YOLO. «You only live once.» C'est le code de mauvaise conduite qui régit les comportements de la Génération Y, sorte de narcissisme potache responsable, entre autres phénomènes sociologiques, du déclin accéléré du modèle traditionnel de la famille (pas grave) et de la réduction progressive de l'alphabet aux lettres M, D et A (c'est plus embêtant, en témoignent les deux faits-divers qui ont suivi et précédé Nuits Sonores 2015).

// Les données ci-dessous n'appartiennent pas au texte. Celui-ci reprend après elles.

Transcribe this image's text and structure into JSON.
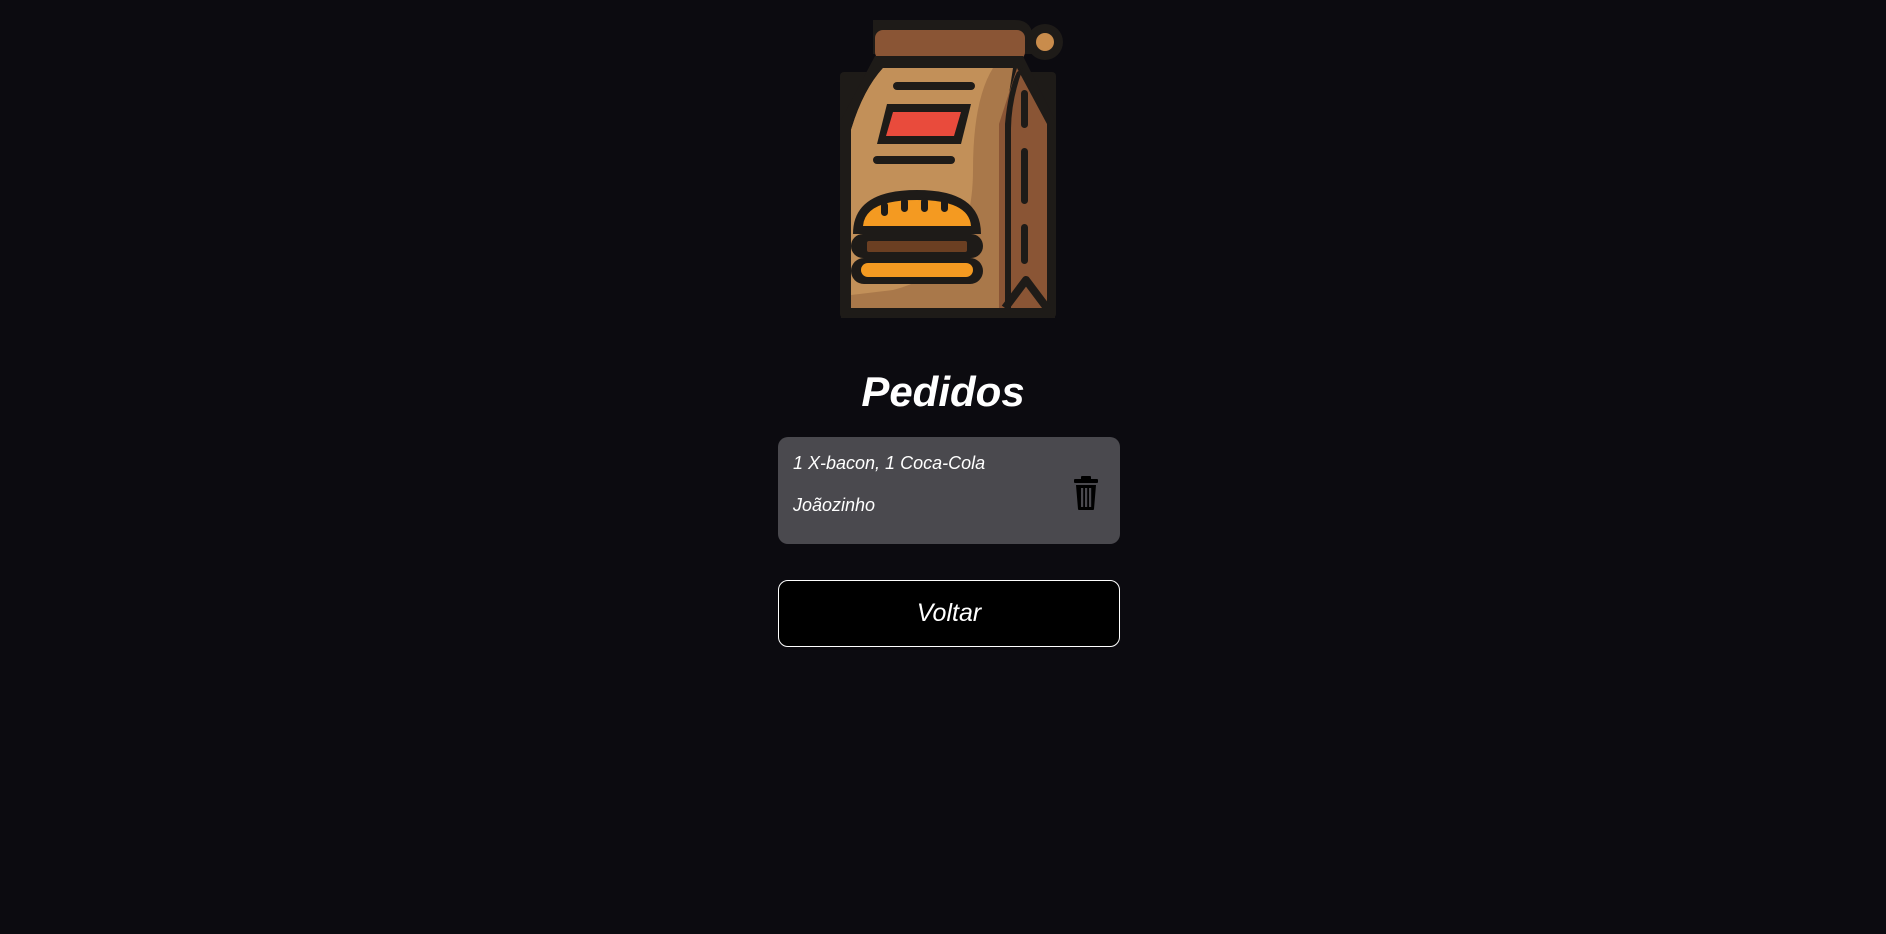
{
  "header": {
    "logo_icon": "food-delivery-bag-icon",
    "title": "Pedidos"
  },
  "orders": [
    {
      "items": "1 X-bacon, 1 Coca-Cola",
      "customer": "Joãozinho",
      "delete_icon": "trash-icon"
    }
  ],
  "actions": {
    "back_label": "Voltar"
  },
  "colors": {
    "background": "#0c0b10",
    "card": "#4a494e",
    "text": "#ffffff",
    "bag_light": "#b5834f",
    "bag_dark": "#8a5535",
    "label_red": "#e94b3c",
    "burger_orange": "#f49a21"
  }
}
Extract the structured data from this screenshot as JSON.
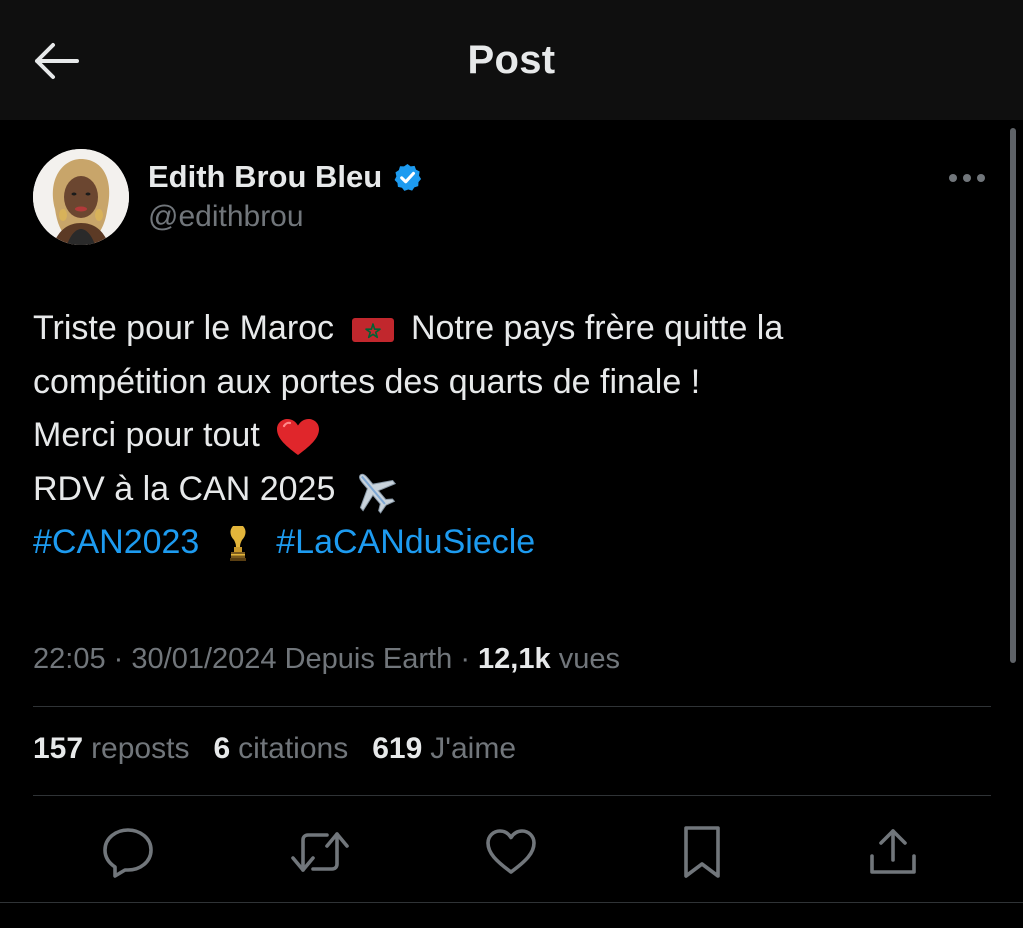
{
  "header": {
    "title": "Post",
    "back_icon": "arrow-left-icon"
  },
  "author": {
    "name": "Edith Brou Bleu",
    "handle": "@edithbrou",
    "verified": true,
    "verified_color": "#1d9bf0"
  },
  "tweet": {
    "line1_a": "Triste pour le Maroc",
    "flag_icon": "morocco-flag-icon",
    "line1_b": "Notre pays frère quitte la",
    "line2": "compétition aux portes des quarts de finale !",
    "line3": "Merci pour tout",
    "heart_emoji": "❤️",
    "line4": "RDV à la CAN 2025",
    "plane_emoji": "✈️",
    "hashtag1": "#CAN2023",
    "trophy_icon": "trophy-icon",
    "hashtag2": "#LaCANduSiecle"
  },
  "meta": {
    "time": "22:05",
    "sep1": "·",
    "date": "30/01/2024",
    "source": "Depuis Earth",
    "sep2": "·",
    "views_count": "12,1k",
    "views_label": "vues"
  },
  "stats": {
    "reposts_count": "157",
    "reposts_label": "reposts",
    "quotes_count": "6",
    "quotes_label": "citations",
    "likes_count": "619",
    "likes_label": "J'aime"
  },
  "actions": [
    "reply-icon",
    "repost-icon",
    "like-icon",
    "bookmark-icon",
    "share-icon"
  ],
  "colors": {
    "background": "#000000",
    "header_bg": "#0f0f0f",
    "text_primary": "#e7e9ea",
    "text_secondary": "#71767b",
    "link": "#1d9bf0",
    "divider": "#2f3336"
  }
}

Brandon Schwartzel, Zac Carpet et les frères Elvis et Max Kuehn, jeunes Californiens à la dégaine de premiers rôles d'un film de Larry Clark, en ont développé une variante plus rentre-dedans : FIDLAR, comme «Fuck it dog, life's a risk». Le reste de leur abécédaire est à peine plus riche : B comme bière éventée, C comme cocaïne, D comme désobéissance, M comme meufs et S comme skateboard. De quoi s'en payer une bonne tranche – et au passage quelques tronches, dernièrement celles des artistes-sandwichs du MTV du tournant 80/90, de Green Day à Britney Spears en passant par Eminem, Korn et George Michael, cibles d'un amusant patchwork de clips suédés.

Blitzkrieg pop

Au-delà de sa réjouissante malice, ce jeu de massacre en carton pâte en dit long sur la façon, on l'aura compris fougueuse et iconoclaste, qu'a FIDLAR de solder son héritage local – à un bout du spectre le hardcore sans compromission de Black Flag, à l'autre extrémité la pop moirée des Byrds, et entre les deux des tas de chansons où la distorsion et la gueulante sont appréhendées comme des vecteurs mélodiques à part entière.

Un riff psychédélique à en déplumer un Black Angel par-ci (Whore), une frénétique montée de gamme "surfisante" destinée à habiller des compilations de faceplants par-là (No Waves, le programmatique Wake Bake Skate), ailleurs un power chorus geignard juste ce qu'il faut à la Weezer (40oz. On Repeat, le nouveau et déjà inusable single du groupe, pour lequel a été tournée la vidéo susmentionnée) ou une embardée en sortie de garage rock (Cheap Bear), nos quatre petits cons préférés ont en effet bien intégré qu'on ne faisait plus la nique au conformisme tout à fait comme à la glorieuse époque des Ramones.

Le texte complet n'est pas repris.